With speeding and other unsafe driving behaviours continuing to pose a danger around town, and particularly in school zones, the local Safe Communities branch is teaming up with J.W. Walker students in an innovative program aimed at tackling the problem.
Dubbed “Ticket or Teach,” motorists nabbed by the OPP in the area around J.W. Walker will have the option of getting a ticket or attending a session on Dec. 10 at the Fort Frances Public Library Technology Centre featuring safety videos compiled by Grade 8 students from the school.
The key here is that it’s the students themselves—the ones most at risk from unsafe drivers as they head to and from school—who will be driving home the message which, hopefully, makes it resonate more deeply.
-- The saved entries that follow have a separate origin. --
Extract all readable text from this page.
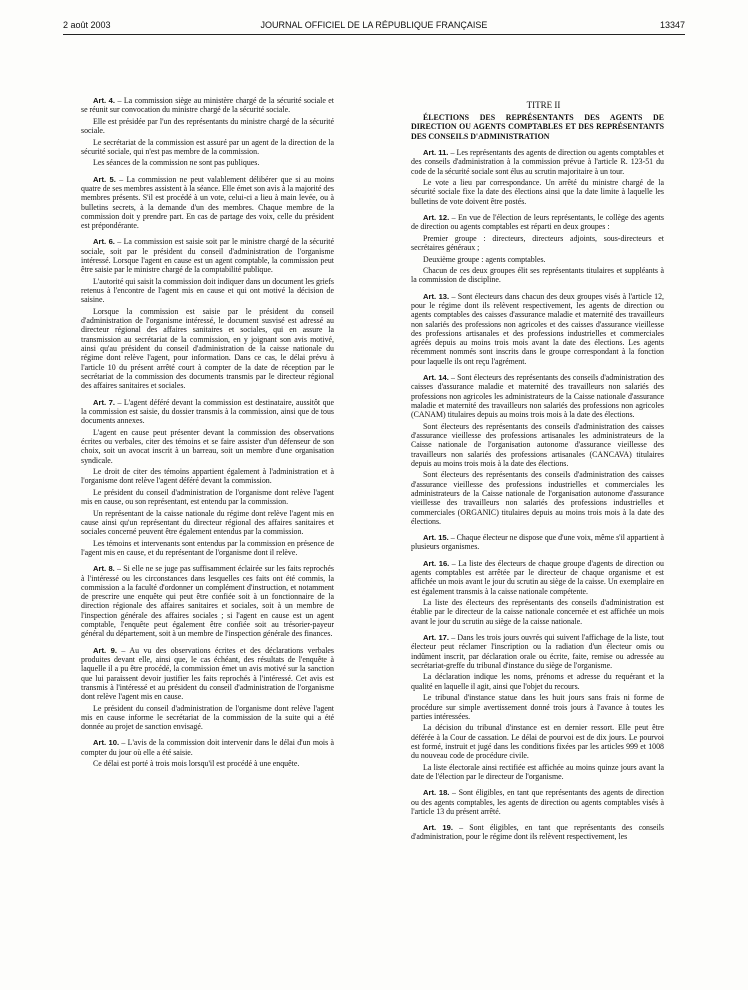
2 août 2003	JOURNAL OFFICIEL DE LA RÉPUBLIQUE FRANÇAISE	13347

Art. 4. – La commission siège au ministère chargé de la sécurité sociale et se réunit sur convocation du ministre chargé de la sécurité sociale.

Elle est présidée par l'un des représentants du ministre chargé de la sécurité sociale.

Le secrétariat de la commission est assuré par un agent de la direction de la sécurité sociale, qui n'est pas membre de la commission.

Les séances de la commission ne sont pas publiques.

Art. 5. – La commission ne peut valablement délibérer que si au moins quatre de ses membres assistent à la séance. Elle émet son avis à la majorité des membres présents. S'il est procédé à un vote, celui-ci a lieu à main levée, ou à bulletins secrets, à la demande d'un des membres. Chaque membre de la commission doit y prendre part. En cas de partage des voix, celle du président est prépondérante.

Art. 6. – La commission est saisie soit par le ministre chargé de la sécurité sociale, soit par le président du conseil d'administration de l'organisme intéressé. Lorsque l'agent en cause est un agent comptable, la commission peut être saisie par le ministre chargé de la comptabilité publique.

L'autorité qui saisit la commission doit indiquer dans un document les griefs retenus à l'encontre de l'agent mis en cause et qui ont motivé la décision de saisine.

Lorsque la commission est saisie par le président du conseil d'administration de l'organisme intéressé, le document susvisé est adressé au directeur régional des affaires sanitaires et sociales, qui en assure la transmission au secrétariat de la commission, en y joignant son avis motivé, ainsi qu'au président du conseil d'administration de la caisse nationale du régime dont relève l'agent, pour information. Dans ce cas, le délai prévu à l'article 10 du présent arrêté court à compter de la date de réception par le secrétariat de la commission des documents transmis par le directeur régional des affaires sanitaires et sociales.

Art. 7. – L'agent déféré devant la commission est destinataire, aussitôt que la commission est saisie, du dossier transmis à la commission, ainsi que de tous documents annexes.

L'agent en cause peut présenter devant la commission des observations écrites ou verbales, citer des témoins et se faire assister d'un défenseur de son choix, soit un avocat inscrit à un barreau, soit un membre d'une organisation syndicale.

Le droit de citer des témoins appartient également à l'administration et à l'organisme dont relève l'agent déféré devant la commission.

Le président du conseil d'administration de l'organisme dont relève l'agent mis en cause, ou son représentant, est entendu par la commission.

Un représentant de la caisse nationale du régime dont relève l'agent mis en cause ainsi qu'un représentant du directeur régional des affaires sanitaires et sociales concerné peuvent être également entendus par la commission.

Les témoins et intervenants sont entendus par la commission en présence de l'agent mis en cause, et du représentant de l'organisme dont il relève.

Art. 8. – Si elle ne se juge pas suffisamment éclairée sur les faits reprochés à l'intéressé ou les circonstances dans lesquelles ces faits ont été commis, la commission a la faculté d'ordonner un complément d'instruction, et notamment de prescrire une enquête qui peut être confiée soit à un fonctionnaire de la direction régionale des affaires sanitaires et sociales, soit à un membre de l'inspection générale des affaires sociales ; si l'agent en cause est un agent comptable, l'enquête peut également être confiée soit au trésorier-payeur général du département, soit à un membre de l'inspection générale des finances.

Art. 9. – Au vu des observations écrites et des déclarations verbales produites devant elle, ainsi que, le cas échéant, des résultats de l'enquête à laquelle il a pu être procédé, la commission émet un avis motivé sur la sanction que lui paraissent devoir justifier les faits reprochés à l'intéressé. Cet avis est transmis à l'intéressé et au président du conseil d'administration de l'organisme dont relève l'agent mis en cause.

Le président du conseil d'administration de l'organisme dont relève l'agent mis en cause informe le secrétariat de la commission de la suite qui a été donnée au projet de sanction envisagé.

Art. 10. – L'avis de la commission doit intervenir dans le délai d'un mois à compter du jour où elle a été saisie.

Ce délai est porté à trois mois lorsqu'il est procédé à une enquête.

TITRE II

ÉLECTIONS DES REPRÉSENTANTS DES AGENTS DE DIRECTION OU AGENTS COMPTABLES ET DES REPRÉSENTANTS DES CONSEILS D'ADMINISTRATION

Art. 11. – Les représentants des agents de direction ou agents comptables et des conseils d'administration à la commission prévue à l'article R. 123-51 du code de la sécurité sociale sont élus au scrutin majoritaire à un tour.

Le vote a lieu par correspondance. Un arrêté du ministre chargé de la sécurité sociale fixe la date des élections ainsi que la date limite à laquelle les bulletins de vote doivent être postés.

Art. 12. – En vue de l'élection de leurs représentants, le collège des agents de direction ou agents comptables est réparti en deux groupes :

Premier groupe : directeurs, directeurs adjoints, sous-directeurs et secrétaires généraux ;

Deuxième groupe : agents comptables.

Chacun de ces deux groupes élit ses représentants titulaires et suppléants à la commission de discipline.

Art. 13. – Sont électeurs dans chacun des deux groupes visés à l'article 12, pour le régime dont ils relèvent respectivement, les agents de direction ou agents comptables des caisses d'assurance maladie et maternité des travailleurs non salariés des professions non agricoles et des caisses d'assurance vieillesse des professions artisanales et des professions industrielles et commerciales agréés depuis au moins trois mois avant la date des élections. Les agents récemment nommés sont inscrits dans le groupe correspondant à la fonction pour laquelle ils ont reçu l'agrément.

Art. 14. – Sont électeurs des représentants des conseils d'administration des caisses d'assurance maladie et maternité des travailleurs non salariés des professions non agricoles les administrateurs de la Caisse nationale d'assurance maladie et maternité des travailleurs non salariés des professions non agricoles (CANAM) titulaires depuis au moins trois mois à la date des élections.

Sont électeurs des représentants des conseils d'administration des caisses d'assurance vieillesse des professions artisanales les administrateurs de la Caisse nationale de l'organisation autonome d'assurance vieillesse des travailleurs non salariés des professions artisanales (CANCAVA) titulaires depuis au moins trois mois à la date des élections.

Sont électeurs des représentants des conseils d'administration des caisses d'assurance vieillesse des professions industrielles et commerciales les administrateurs de la Caisse nationale de l'organisation autonome d'assurance vieillesse des travailleurs non salariés des professions industrielles et commerciales (ORGANIC) titulaires depuis au moins trois mois à la date des élections.

Art. 15. – Chaque électeur ne dispose que d'une voix, même s'il appartient à plusieurs organismes.

Art. 16. – La liste des électeurs de chaque groupe d'agents de direction ou agents comptables est arrêtée par le directeur de chaque organisme et est affichée un mois avant le jour du scrutin au siège de la caisse. Un exemplaire en est également transmis à la caisse nationale compétente.

La liste des électeurs des représentants des conseils d'administration est établie par le directeur de la caisse nationale concernée et est affichée un mois avant le jour du scrutin au siège de la caisse nationale.

Art. 17. – Dans les trois jours ouvrés qui suivent l'affichage de la liste, tout électeur peut réclamer l'inscription ou la radiation d'un électeur omis ou indûment inscrit, par déclaration orale ou écrite, faite, remise ou adressée au secrétariat-greffe du tribunal d'instance du siège de l'organisme.

La déclaration indique les noms, prénoms et adresse du requérant et la qualité en laquelle il agit, ainsi que l'objet du recours.

Le tribunal d'instance statue dans les huit jours sans frais ni forme de procédure sur simple avertissement donné trois jours à l'avance à toutes les parties intéressées.

La décision du tribunal d'instance est en dernier ressort. Elle peut être déférée à la Cour de cassation. Le délai de pourvoi est de dix jours. Le pourvoi est formé, instruit et jugé dans les conditions fixées par les articles 999 et 1008 du nouveau code de procédure civile.

La liste électorale ainsi rectifiée est affichée au moins quinze jours avant la date de l'élection par le directeur de l'organisme.

Art. 18. – Sont éligibles, en tant que représentants des agents de direction ou des agents comptables, les agents de direction ou agents comptables visés à l'article 13 du présent arrêté.

Art. 19. – Sont éligibles, en tant que représentants des conseils d'administration, pour le régime dont ils relèvent respectivement, les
This initiative, along with a new “Pace Car” program that will see volunteers in specially-marked vehicles driving around town at the speed limit in an effort to slow down traffic, both stem from a “photovoice” project back in May, 2009 that had Grade 6 students at J.W. Walker taking out cameras to identify the hazards they face each and every day, with traffic ending up being at the top of the list.
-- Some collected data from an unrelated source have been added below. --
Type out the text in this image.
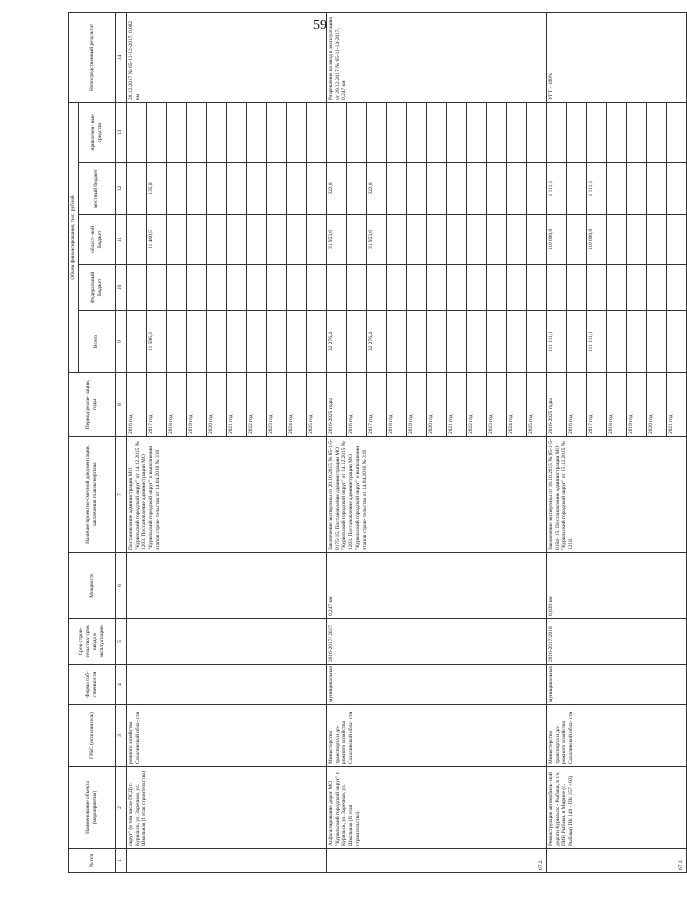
59
№ п/п	Наименование объекта (мероприятия)	ГРБС (исполнитель)	Форма соб- ственности	Срок строи- тельства/ срок ввода в эксплуатацию	Мощность	Наличие проектно-сметной документации, заключения главэкспертизы	Период реали- зации, годы	Объем финансирования, тыс. рублей					Непосредственный результат
								Всего	Федеральный бюджет	област- ной бюджет	местный бюджет	привлечен- ные средства	
1	2	3	4	5	6	7	8	9	10	11	12	13	14
	округ" (в том числе ПСД) г. Курильск, ул. Заречная, ул. Школьная (I этап строительства)	ронного хозяйства Сахалинской обла- сти				Постановление администрации МО "Курильский городской округ" от 14.12.2015 № 1203. Постановление администрации МО "Курильский городской округ" о выполнении этапов строи- тельства от 14.04.2016 № 316	2016 год						28.12.2017 № 65-11-12-2017, 0,082 км
							2017 год	11 596,3		11 460,5	135,8		
							2018 год						
							2019 год						
							2020 год						
							2021 год						
							2022 год						
							2023 год						
							2024 год						
							2025 год						
67.2.	Асфальтирование дорог МО "Курильский городской округ" г. Курильск, ул. Заречная, ул. Школьная (II этап строительства)	Министерство транспорта и до- рожного хозяйства Сахалинской обла- сти	муниципальная	2016-2017/ 2017	0,247 км	Заключение экспертизы от 20.10.2015 № 65-1-5-0175-15. Постановление администрации МО "Курильский городской округ" от 14.12.2015 № 1203. Постановление администрации МО "Курильский городской округ" о выполнении этапов строи- тельства от 14.04.2016 № 316	2016-2025 годы	32 276,4		31 953,6	322,8		Разрешение на ввод в эксплуатацию от 28.12.2017 № 65-11-14-2017, 0,247 км
							2016 год						
							2017 год	32 276,4		31 953,6	322,8		
							2018 год						
							2019 год						
							2020 год						
							2021 год						
							2022 год						
							2023 год						
							2024 год						
							2025 год						
67.3.	Реконструкция автомобиль- ной дороги Курильск - Рыбаки, в т.ч. ПИР, Рыбаки, в Мирное (с. Рыбаки) ПК 149 - ПК 157 +93)	Министерство транспорта и до- рожного хозяйства Сахалинской обла- сти	муниципальная	2016-2017/2018	0,839 км	Заключение экспертизы от 16.10.2015 № 65-1-5-0184- 15. Постановление администрации МО "Курильский городской округ" от 15.12.2015 № 1218.	2016-2025 годы	111 111,1		110 000,0	1 111,1		УГТ - 100%
							2016 год						
							2017 год	111 111,1		110 000,0	1 111,1		
							2018 год						
							2019 год						
							2020 год						
							2021 год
Getting drivers to slow down is a year-round need, but it’s particularly important now that winter has arrived here in full force. Obviously, the streets are more slippery, meaning vehicles take longer to stop once the brakes are applied or possibly can spin out of control. Meanwhile, if the sidewalks aren’t yet plowed, youngsters will be walking along roads made narrower thanks to the snowbanks.
As well, the students are apt to be bundled up, making them less mobile and perhaps unable to see completely around them.
Time will tell if the “Ticket or Teach” program proves effective, but local safety advocate Grace Silander certainly is enthusiastic going in, saying the students have done a “bang-up” presentation.
Kudos to Safe Communities for their involvement, but especially to the youngsters who have taken matters into their own hands to help make our community a safer place to live.